Two more Terry Pratchett novels set for posthumous publication
When Terry Pratchett died last week at the age of 66, he left behind a body of work that includes 40 novels set in his beloved Discworld, alongside a couple dozen further titles. It is a substantial bibliography by any standard, and one that his fans will no doubt take great comfort and pleasure in revisiting over the coming months. Those fans, however, can take further solace in the knowledge that the day when they have no more Pratchett left to read hasn’t arrived just yet: the author completed two final novels that are both likely to see publication this year.
One of those is the 41st (and presumably final, unless Pratchett’s daughter Rhianna takes up his mantle, as he had given her his blessing to do) Discworld title, The Shepherd’s Crown. The book is the fifth to feature apprentice witch Tiffany Aching, the lone recurring Discworld protagonist whose exploits are explicitly aimed at a young adult audience. It follows previous Aching adventures The Wee Free Men, A Hat Full of Sky, Wintersmith and I Shall Wear Midnight. Paul Kidby – who has illustrated the Discworld novels since 2001’s The Last Hero – claimed on his blog in February that the book would see publication this autumn, but publisher Transworld says no release date has been set as yet.

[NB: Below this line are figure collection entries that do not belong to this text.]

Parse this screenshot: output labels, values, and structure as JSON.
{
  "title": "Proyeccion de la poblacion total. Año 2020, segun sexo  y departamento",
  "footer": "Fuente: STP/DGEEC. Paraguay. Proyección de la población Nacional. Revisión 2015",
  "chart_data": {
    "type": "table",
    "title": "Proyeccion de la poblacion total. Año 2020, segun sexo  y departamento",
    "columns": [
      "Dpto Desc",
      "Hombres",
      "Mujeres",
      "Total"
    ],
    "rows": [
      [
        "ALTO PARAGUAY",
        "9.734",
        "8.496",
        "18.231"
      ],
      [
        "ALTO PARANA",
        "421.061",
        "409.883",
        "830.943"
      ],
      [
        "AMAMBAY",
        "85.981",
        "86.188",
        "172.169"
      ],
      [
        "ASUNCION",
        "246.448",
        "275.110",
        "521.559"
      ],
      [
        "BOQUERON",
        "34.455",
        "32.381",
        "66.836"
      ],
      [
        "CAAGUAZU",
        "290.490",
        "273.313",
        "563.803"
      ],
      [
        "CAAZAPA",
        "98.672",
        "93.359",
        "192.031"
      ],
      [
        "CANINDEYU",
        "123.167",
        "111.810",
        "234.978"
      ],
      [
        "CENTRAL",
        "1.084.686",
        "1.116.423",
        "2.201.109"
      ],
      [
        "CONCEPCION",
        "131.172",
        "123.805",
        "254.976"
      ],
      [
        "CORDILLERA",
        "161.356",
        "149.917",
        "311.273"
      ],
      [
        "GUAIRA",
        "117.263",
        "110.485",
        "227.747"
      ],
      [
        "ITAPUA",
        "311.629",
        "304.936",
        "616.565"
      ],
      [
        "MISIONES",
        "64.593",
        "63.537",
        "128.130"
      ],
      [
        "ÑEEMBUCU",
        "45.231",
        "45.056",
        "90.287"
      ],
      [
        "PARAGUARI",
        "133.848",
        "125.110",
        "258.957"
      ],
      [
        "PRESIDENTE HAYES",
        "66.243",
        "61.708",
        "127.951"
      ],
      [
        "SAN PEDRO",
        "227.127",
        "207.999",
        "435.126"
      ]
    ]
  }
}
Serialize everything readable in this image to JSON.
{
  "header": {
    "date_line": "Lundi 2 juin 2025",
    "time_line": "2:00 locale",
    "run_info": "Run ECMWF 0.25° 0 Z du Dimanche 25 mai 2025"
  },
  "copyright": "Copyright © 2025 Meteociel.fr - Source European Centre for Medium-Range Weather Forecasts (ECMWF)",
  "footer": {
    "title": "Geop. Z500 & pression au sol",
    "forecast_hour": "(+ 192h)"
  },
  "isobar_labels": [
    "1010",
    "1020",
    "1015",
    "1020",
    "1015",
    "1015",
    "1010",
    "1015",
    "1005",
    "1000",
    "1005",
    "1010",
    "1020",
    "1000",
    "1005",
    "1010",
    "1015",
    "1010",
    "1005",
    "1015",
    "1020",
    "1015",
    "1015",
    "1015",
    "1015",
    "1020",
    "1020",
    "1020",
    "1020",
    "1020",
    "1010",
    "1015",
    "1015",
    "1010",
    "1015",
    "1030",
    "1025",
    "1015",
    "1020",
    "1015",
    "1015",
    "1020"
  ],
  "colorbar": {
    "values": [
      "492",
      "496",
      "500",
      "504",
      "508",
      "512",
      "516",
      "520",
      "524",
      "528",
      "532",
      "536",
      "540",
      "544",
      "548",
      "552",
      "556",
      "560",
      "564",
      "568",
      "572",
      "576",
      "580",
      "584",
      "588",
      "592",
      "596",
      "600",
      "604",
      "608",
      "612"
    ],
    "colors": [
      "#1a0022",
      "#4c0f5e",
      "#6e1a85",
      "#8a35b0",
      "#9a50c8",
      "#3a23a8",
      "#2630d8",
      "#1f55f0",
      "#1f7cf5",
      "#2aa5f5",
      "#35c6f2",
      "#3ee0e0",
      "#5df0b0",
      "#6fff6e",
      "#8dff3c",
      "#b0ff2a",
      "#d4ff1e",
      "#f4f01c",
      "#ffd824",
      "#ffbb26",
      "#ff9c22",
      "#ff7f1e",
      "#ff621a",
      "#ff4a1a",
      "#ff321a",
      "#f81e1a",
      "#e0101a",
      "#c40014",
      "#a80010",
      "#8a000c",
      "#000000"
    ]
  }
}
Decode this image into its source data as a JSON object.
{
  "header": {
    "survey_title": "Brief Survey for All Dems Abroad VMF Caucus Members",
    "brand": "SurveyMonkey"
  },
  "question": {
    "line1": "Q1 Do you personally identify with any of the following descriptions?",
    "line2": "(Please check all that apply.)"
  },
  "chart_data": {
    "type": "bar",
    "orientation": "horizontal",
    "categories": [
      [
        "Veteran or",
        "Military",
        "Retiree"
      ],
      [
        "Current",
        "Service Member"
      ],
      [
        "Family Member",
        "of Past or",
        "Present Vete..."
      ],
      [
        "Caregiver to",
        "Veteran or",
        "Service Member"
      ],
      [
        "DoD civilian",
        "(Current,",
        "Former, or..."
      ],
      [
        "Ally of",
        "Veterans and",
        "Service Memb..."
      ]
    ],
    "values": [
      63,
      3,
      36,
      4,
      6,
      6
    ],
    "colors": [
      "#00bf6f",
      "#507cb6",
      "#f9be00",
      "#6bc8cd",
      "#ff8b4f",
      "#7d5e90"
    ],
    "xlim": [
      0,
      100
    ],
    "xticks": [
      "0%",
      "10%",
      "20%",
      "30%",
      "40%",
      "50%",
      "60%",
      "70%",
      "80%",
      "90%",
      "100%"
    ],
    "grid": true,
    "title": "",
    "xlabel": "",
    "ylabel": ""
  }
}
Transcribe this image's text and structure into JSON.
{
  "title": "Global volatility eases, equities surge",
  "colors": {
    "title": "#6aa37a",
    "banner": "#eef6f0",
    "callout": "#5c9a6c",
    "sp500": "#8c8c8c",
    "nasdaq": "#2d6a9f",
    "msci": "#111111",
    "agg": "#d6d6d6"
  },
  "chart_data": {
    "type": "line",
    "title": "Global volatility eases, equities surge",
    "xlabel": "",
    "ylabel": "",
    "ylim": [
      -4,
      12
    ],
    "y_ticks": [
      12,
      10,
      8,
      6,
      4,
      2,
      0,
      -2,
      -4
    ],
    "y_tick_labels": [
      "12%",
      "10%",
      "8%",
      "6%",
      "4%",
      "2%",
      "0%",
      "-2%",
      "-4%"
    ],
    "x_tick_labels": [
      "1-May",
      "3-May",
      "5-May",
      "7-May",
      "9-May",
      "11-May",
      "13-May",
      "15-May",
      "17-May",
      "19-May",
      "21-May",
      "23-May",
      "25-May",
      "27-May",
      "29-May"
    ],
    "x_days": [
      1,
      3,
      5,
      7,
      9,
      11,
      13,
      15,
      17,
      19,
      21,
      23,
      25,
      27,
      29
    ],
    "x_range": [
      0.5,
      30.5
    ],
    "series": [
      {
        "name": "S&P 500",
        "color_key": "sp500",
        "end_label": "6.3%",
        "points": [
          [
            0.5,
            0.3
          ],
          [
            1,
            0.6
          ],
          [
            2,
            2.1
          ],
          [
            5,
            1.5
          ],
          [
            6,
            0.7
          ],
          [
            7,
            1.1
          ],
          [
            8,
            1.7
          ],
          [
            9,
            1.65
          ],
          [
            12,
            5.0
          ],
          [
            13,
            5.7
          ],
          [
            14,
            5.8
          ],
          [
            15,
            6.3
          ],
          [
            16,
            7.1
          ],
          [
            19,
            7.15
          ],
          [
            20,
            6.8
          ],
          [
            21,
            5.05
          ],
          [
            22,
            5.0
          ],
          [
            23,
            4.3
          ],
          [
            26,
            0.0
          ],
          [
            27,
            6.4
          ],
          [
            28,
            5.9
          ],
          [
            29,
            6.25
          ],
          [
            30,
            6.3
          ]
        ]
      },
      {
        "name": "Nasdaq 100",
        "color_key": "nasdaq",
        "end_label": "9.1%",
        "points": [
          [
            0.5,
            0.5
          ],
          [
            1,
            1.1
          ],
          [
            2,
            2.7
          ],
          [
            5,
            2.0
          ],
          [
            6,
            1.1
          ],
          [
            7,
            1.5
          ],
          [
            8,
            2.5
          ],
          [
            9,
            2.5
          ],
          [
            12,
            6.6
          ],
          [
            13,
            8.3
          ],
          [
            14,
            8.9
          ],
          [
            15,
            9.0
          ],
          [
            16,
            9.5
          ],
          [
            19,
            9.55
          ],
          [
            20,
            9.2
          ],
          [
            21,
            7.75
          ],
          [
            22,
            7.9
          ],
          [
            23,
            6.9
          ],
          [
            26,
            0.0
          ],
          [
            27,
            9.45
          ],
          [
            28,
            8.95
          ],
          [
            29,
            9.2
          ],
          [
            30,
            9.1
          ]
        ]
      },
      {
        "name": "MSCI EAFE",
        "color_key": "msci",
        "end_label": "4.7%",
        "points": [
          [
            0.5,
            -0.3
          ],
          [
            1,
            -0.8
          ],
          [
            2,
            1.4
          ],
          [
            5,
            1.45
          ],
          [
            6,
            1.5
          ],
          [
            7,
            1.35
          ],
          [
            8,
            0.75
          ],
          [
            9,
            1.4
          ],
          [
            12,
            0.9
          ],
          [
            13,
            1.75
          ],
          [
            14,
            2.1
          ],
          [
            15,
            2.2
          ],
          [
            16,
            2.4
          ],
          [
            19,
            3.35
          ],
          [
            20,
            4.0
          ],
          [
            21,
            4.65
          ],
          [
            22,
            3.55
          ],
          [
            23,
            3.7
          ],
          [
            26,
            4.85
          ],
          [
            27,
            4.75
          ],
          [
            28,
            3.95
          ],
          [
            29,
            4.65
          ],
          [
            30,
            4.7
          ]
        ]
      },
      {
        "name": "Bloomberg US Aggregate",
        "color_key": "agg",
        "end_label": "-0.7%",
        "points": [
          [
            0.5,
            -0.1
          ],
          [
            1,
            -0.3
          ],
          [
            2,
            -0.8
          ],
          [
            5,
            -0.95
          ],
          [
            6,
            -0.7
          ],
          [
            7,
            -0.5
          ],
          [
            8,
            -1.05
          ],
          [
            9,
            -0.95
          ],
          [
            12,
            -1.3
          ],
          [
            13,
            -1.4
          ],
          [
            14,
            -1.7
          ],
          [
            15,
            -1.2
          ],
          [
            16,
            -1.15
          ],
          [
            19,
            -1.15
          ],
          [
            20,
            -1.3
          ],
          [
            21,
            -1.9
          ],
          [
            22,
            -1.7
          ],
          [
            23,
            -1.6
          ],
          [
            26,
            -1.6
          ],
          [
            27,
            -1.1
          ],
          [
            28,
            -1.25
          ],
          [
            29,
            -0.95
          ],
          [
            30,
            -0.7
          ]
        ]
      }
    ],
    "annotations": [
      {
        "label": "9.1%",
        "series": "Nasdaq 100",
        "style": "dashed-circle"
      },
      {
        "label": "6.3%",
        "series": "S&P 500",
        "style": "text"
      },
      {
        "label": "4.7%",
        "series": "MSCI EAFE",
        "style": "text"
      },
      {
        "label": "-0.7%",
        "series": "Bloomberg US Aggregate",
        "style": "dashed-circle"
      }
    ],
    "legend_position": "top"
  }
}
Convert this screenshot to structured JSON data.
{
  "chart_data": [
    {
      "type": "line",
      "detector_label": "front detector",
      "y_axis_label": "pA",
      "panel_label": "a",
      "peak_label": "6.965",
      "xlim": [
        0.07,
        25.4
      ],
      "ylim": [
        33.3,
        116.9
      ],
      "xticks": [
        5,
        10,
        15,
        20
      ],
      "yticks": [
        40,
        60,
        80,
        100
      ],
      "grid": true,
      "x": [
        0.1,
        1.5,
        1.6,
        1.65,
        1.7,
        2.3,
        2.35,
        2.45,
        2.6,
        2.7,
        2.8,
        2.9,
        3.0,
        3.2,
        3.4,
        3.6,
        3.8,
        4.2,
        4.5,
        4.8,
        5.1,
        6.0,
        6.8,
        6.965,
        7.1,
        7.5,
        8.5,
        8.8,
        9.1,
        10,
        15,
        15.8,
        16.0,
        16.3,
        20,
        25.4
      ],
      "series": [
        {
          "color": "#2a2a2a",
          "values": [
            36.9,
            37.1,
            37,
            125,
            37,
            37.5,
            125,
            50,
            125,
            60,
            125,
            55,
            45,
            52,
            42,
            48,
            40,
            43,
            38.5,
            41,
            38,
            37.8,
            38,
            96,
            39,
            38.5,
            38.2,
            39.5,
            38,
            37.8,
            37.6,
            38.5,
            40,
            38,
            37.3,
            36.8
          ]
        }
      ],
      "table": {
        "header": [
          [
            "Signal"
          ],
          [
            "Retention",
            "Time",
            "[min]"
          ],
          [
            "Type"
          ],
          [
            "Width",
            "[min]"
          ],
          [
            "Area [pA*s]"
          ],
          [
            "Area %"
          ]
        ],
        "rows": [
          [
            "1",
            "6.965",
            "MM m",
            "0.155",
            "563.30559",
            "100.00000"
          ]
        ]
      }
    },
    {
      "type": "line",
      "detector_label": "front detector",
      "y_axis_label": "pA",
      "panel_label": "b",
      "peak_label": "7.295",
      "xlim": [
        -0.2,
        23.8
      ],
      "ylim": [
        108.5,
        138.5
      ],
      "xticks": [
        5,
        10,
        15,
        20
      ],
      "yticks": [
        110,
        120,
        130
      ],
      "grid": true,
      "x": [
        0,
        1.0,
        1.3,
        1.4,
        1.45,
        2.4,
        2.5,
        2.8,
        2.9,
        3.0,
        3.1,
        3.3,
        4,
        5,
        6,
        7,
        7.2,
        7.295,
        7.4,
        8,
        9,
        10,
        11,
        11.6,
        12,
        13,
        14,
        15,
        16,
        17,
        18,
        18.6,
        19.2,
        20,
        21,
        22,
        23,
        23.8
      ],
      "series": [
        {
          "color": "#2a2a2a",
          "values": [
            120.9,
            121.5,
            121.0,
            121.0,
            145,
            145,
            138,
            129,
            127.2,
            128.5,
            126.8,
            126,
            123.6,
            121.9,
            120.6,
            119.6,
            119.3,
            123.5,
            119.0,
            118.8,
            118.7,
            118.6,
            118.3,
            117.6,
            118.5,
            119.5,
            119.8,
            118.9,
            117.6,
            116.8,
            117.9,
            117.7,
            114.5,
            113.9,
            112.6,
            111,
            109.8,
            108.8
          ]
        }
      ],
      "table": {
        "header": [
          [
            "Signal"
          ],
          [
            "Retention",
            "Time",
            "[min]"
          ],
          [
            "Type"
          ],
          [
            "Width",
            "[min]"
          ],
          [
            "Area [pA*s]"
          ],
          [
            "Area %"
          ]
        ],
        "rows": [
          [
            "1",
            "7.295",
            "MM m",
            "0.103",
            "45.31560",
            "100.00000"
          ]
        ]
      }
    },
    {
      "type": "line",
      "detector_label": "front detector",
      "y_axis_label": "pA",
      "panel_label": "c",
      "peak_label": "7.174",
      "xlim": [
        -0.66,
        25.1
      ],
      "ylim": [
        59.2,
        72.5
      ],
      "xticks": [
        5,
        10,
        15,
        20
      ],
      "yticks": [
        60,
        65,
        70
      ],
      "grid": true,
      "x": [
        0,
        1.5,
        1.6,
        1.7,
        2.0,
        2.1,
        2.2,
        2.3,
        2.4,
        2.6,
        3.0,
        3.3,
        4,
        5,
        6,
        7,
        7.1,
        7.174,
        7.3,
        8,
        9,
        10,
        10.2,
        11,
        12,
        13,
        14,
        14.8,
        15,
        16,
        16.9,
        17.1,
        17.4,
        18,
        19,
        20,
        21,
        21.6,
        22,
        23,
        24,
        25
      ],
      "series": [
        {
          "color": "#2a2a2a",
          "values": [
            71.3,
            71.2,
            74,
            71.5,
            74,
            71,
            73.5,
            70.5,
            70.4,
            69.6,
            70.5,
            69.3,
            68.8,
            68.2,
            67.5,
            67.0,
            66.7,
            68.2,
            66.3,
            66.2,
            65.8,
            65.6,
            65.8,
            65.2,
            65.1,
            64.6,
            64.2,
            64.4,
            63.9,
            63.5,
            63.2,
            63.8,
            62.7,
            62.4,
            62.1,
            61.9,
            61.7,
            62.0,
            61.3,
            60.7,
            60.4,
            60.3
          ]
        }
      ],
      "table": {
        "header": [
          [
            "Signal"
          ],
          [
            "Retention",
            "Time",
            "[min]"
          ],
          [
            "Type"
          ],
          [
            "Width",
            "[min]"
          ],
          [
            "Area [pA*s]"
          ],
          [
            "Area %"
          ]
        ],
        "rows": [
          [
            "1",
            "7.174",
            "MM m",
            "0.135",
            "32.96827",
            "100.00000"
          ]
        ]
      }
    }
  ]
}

The other as yet unreleased title, however, does have a concrete release date: The Long Utopia – the fourth in a series of science-fiction novels Pratchett co-authored with Stephen Baxter, following The Long Earth, The Long War and The Long Mars – will see publication on 18 June through Random House. The two authors were signed to a five book deal, and have produced a novel a year together since The Long Earth‘s 2012 publication, but it remains unclear at this point whether or not Baxter will see the series through to completion by himself.